In the last column of the illustration, we see that the number of voters who preferred A over B over C are 20 and the number of voters who preferred A over C over B are 20 again. If we sum these up the total votes for candidate A are 40. Similarly, we calculate the total number of votes for B and C which comes out to be 35 and 25 votes respectively.
If we assume that this system of voting is completely fair and this really expresses the opinion of the people, we can see that A is clearly the choice of the voters and C has been completely rejected. But if this is true, removing any candidate from the election should not affect the results. For example, if B would have withdrawn from the election, the results should have not changed. Will that happen? Let’s check.
If we analyze the same table now, we see that A has 45 votes, on the other hand, C has 55 votes. This makes C clearly the winner. Withdrawal of a candidate changed the winner, this means that A was not really the choice of the majority, most people preferred C over A. Due to the presence of B, people preferred B over C which led to the reduction of C’s votes and eventually to the victory of A. Ideally the addition or withdrawal of a candidate should not have mattered.

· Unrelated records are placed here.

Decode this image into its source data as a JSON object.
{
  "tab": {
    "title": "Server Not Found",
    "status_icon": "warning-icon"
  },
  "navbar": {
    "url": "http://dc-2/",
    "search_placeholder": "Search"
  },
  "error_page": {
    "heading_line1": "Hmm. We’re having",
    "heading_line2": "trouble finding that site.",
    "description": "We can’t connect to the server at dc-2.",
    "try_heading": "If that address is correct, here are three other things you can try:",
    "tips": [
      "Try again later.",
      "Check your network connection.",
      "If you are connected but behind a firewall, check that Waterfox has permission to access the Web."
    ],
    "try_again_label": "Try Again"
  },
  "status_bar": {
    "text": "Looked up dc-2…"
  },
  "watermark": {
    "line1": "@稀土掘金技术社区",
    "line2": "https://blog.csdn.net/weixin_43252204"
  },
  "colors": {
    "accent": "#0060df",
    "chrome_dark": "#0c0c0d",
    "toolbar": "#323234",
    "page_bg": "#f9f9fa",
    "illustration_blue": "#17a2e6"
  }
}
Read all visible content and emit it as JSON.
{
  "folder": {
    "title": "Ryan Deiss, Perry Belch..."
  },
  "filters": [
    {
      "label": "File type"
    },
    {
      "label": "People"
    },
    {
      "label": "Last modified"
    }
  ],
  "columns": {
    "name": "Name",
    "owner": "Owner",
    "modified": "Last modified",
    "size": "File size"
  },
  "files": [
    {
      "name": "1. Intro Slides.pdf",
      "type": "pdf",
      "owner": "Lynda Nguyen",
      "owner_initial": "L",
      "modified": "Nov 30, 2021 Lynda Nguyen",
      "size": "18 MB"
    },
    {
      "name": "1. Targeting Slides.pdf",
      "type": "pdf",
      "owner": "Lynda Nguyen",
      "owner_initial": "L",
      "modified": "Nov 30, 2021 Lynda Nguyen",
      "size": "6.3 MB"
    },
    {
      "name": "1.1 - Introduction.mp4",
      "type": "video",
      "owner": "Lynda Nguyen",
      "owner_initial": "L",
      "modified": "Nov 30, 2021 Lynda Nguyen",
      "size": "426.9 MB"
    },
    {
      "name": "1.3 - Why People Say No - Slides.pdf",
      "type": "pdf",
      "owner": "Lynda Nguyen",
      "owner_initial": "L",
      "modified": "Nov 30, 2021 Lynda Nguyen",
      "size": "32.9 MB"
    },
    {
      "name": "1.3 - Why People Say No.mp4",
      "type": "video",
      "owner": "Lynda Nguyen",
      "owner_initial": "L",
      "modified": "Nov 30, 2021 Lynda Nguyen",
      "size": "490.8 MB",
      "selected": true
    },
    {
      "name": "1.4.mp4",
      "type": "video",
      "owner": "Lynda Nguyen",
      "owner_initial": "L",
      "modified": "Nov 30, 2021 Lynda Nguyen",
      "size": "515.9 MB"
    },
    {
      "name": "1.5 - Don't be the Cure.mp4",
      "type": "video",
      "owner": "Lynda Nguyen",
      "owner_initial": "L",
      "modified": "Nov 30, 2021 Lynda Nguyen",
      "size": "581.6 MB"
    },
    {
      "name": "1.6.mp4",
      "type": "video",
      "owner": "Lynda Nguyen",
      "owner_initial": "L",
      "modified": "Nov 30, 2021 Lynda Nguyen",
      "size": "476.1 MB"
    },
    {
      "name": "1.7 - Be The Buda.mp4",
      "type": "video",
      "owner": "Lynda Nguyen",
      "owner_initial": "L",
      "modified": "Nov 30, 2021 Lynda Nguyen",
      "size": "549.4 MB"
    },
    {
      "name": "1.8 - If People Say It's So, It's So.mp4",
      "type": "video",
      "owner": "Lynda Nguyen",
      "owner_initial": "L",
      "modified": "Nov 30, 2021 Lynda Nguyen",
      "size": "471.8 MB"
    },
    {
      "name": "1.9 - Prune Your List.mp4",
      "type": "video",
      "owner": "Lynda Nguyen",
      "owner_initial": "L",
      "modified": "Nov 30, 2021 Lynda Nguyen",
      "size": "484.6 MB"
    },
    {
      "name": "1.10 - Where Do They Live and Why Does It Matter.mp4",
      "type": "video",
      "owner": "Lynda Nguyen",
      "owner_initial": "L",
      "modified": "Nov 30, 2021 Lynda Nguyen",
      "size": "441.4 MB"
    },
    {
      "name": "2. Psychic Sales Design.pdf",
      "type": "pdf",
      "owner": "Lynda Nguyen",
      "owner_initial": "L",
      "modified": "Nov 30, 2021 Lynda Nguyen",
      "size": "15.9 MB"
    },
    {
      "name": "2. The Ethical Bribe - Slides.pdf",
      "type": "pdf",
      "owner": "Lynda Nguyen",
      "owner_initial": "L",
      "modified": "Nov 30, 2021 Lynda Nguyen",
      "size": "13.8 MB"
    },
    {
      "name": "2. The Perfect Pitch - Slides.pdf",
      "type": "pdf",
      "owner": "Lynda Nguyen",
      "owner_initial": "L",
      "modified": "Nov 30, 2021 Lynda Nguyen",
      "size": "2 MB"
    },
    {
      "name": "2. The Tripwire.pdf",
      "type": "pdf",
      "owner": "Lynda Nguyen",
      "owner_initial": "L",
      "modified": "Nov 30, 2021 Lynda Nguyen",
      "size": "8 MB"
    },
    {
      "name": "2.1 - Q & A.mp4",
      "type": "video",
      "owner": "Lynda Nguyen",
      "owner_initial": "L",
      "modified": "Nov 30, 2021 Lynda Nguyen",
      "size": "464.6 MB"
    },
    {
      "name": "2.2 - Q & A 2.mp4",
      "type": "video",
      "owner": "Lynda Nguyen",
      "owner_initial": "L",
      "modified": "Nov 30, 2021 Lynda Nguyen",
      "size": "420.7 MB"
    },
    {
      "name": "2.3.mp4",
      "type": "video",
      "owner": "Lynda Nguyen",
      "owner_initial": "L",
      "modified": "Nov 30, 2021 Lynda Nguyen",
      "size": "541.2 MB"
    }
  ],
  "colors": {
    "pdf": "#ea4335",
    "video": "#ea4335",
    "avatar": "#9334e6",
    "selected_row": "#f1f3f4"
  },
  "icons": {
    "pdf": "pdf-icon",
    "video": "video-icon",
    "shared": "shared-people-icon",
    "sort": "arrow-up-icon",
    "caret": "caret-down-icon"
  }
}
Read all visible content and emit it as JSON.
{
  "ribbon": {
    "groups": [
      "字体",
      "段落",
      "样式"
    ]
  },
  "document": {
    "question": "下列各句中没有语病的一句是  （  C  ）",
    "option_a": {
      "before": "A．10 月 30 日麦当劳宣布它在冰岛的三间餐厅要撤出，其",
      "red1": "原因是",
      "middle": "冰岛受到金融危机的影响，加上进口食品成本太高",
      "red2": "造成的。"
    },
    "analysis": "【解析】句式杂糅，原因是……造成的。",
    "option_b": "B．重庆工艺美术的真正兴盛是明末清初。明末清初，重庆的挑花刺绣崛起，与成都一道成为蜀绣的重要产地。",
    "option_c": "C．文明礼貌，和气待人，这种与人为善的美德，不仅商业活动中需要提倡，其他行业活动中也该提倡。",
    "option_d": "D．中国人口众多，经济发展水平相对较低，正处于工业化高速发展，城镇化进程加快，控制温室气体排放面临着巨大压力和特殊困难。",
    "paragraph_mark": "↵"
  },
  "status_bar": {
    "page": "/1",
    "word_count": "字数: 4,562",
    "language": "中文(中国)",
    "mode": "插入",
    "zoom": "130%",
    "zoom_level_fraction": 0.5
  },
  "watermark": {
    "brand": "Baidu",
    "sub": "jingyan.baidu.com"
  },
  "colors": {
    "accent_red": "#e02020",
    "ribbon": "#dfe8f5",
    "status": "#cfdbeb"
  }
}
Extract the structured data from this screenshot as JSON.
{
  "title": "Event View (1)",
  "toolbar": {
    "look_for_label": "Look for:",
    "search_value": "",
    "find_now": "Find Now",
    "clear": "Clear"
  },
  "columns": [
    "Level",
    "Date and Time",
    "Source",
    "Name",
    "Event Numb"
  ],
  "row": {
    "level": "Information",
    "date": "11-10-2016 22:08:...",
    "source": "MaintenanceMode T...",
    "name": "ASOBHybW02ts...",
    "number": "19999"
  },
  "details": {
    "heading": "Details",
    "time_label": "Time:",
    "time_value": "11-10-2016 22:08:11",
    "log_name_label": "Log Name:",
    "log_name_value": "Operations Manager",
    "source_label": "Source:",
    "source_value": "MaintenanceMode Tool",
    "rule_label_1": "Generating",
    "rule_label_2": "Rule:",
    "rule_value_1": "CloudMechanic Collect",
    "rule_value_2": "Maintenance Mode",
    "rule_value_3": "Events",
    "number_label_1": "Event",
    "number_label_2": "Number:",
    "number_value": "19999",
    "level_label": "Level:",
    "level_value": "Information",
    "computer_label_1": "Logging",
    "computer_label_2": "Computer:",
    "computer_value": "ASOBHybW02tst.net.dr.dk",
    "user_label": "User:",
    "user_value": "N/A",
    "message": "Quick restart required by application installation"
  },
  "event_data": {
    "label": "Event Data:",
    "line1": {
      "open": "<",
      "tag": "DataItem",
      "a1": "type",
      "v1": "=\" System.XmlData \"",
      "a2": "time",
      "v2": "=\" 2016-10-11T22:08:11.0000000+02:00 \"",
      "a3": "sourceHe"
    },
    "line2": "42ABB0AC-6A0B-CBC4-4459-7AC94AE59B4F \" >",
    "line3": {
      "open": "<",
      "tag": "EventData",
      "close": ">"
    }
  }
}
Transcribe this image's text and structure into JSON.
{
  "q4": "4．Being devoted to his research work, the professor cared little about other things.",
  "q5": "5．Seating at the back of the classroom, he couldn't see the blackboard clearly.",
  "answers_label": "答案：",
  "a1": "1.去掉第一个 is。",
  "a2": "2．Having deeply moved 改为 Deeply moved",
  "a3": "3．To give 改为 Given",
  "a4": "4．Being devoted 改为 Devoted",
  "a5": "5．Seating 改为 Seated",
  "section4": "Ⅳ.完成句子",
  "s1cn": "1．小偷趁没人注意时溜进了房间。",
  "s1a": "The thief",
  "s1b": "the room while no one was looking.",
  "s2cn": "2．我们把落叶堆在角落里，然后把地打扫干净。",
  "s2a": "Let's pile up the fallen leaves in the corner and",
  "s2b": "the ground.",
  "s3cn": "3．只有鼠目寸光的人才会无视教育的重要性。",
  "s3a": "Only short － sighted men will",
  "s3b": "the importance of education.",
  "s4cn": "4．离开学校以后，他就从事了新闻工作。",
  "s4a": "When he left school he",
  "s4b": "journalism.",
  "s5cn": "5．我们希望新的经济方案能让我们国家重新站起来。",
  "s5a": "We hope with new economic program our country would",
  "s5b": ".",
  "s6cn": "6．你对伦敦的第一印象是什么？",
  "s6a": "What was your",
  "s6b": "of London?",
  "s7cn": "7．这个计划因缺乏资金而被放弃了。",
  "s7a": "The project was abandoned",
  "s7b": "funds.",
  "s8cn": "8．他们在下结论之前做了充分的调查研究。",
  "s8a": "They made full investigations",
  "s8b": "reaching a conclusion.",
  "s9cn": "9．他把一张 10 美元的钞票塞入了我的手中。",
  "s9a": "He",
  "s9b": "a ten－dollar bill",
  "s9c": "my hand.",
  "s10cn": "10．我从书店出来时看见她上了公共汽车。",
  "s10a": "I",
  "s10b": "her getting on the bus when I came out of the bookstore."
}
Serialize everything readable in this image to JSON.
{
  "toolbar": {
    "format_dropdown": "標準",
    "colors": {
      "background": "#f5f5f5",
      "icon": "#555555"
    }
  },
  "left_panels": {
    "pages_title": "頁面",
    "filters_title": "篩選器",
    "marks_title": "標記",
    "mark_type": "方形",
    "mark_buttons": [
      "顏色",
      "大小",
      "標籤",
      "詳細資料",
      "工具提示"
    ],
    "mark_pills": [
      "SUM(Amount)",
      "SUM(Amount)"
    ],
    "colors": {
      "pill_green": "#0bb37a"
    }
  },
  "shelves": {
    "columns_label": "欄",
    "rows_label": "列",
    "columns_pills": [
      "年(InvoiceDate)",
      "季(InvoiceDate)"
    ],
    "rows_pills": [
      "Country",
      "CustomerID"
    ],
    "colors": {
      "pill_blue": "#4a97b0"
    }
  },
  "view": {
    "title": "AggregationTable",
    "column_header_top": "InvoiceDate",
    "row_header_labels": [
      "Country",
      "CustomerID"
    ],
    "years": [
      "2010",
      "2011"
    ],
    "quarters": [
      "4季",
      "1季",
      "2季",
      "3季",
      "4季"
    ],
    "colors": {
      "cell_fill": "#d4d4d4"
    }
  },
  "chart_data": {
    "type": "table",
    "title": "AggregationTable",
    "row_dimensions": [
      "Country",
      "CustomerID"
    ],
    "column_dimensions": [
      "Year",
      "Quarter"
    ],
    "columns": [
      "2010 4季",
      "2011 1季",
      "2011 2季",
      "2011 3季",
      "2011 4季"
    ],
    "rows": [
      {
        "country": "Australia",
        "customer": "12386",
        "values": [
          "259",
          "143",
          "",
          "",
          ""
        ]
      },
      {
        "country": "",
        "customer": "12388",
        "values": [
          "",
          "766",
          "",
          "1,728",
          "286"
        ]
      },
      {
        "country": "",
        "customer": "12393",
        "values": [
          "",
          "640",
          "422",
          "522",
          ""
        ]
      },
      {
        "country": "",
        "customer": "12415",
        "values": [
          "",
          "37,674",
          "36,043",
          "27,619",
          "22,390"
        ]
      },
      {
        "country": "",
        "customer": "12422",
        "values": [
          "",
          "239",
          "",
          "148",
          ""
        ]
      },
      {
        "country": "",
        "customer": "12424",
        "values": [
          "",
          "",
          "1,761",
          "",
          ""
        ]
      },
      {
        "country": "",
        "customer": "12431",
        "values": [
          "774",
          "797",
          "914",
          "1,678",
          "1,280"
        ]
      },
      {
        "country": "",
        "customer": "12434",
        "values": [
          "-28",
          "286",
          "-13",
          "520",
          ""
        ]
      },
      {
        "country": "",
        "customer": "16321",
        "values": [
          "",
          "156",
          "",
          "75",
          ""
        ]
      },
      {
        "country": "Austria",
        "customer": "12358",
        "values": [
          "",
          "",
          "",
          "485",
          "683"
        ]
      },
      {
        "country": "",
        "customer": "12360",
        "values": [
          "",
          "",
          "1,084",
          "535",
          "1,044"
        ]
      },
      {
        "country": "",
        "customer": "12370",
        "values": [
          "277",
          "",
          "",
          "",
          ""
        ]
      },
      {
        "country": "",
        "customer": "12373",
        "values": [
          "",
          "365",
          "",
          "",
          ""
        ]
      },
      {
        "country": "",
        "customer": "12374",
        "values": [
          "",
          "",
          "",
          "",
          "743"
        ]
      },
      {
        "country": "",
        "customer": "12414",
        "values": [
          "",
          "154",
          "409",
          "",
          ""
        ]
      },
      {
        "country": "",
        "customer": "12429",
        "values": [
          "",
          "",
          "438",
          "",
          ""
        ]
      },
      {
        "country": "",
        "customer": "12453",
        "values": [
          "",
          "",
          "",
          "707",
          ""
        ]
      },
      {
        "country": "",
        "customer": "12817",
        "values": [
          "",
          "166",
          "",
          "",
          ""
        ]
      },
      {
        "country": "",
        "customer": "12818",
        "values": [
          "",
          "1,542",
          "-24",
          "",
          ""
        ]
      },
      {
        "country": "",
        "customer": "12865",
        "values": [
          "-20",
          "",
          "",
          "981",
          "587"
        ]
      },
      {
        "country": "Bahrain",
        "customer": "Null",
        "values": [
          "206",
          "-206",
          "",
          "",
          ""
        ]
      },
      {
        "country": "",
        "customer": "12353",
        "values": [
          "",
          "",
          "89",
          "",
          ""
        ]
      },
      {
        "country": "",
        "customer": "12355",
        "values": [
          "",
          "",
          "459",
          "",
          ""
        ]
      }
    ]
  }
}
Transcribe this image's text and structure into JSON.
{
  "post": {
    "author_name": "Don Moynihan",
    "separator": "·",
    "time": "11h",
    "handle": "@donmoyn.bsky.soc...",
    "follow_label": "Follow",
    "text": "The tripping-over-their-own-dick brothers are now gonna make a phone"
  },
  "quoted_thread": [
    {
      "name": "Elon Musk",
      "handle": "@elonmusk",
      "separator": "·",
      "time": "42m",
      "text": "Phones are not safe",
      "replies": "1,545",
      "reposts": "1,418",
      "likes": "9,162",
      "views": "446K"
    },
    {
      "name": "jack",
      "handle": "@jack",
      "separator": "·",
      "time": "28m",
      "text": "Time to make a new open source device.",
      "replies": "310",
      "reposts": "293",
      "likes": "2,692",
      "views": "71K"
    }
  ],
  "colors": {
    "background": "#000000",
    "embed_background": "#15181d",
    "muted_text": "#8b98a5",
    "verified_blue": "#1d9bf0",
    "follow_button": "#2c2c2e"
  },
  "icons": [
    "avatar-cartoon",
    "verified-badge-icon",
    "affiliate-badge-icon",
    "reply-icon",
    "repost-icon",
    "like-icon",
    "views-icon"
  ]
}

This proves that the system of voting is not fair and can be influenced by a well-thought strategy by any candidate.
If we extend the situation to real elections with many more voters and candidates, we see that to win you don’t necessarily have to be the choice of the majority, just placing a few candidates who can reduce the votes of the candidate stronger than you might secure your win! Possibly a perfect strategy to defy (or manipulate?) the will of the majority.
We see a lot of real-life examples of candidates using these strategies to manipulate election results. This puts the voter in a bit of a dilemma. Suppose there are two strong candidates in an election, and one of them is using this strategy. Now as a voter, should we vote for the candidate which we feel is the best (whose chances of winning are bleak), or should we think strategically and vote for the best out of the two strong candidates?
So is it okay to speak the truth only when it doesn’t matter? It is safe to conclude yes in the matter of elections. Vote with your hearts when you expect the decision to be in your favour or you are not affected by the results. But if it’s a tie, it’s time to don your game-theoretical hat and vote strategically.
References
- Liberto, Daniel. “Arrow’s Impossibility Theorem Definition.” Investopedia. Available at: https://www.investopedia.com/terms/a/arrows-impossibility-theorem.asp.
- Morreau, Michael. “Arrow’s Theorem.” Stanford Encyclopedia of Philosophy. Available at: https://plato.stanford.edu/entries/arrows-theorem/.
- Dixit, Avinash K., and Barry J. Nalebuff. The Art of Strategy. W.W. NORTON & CO., 2008.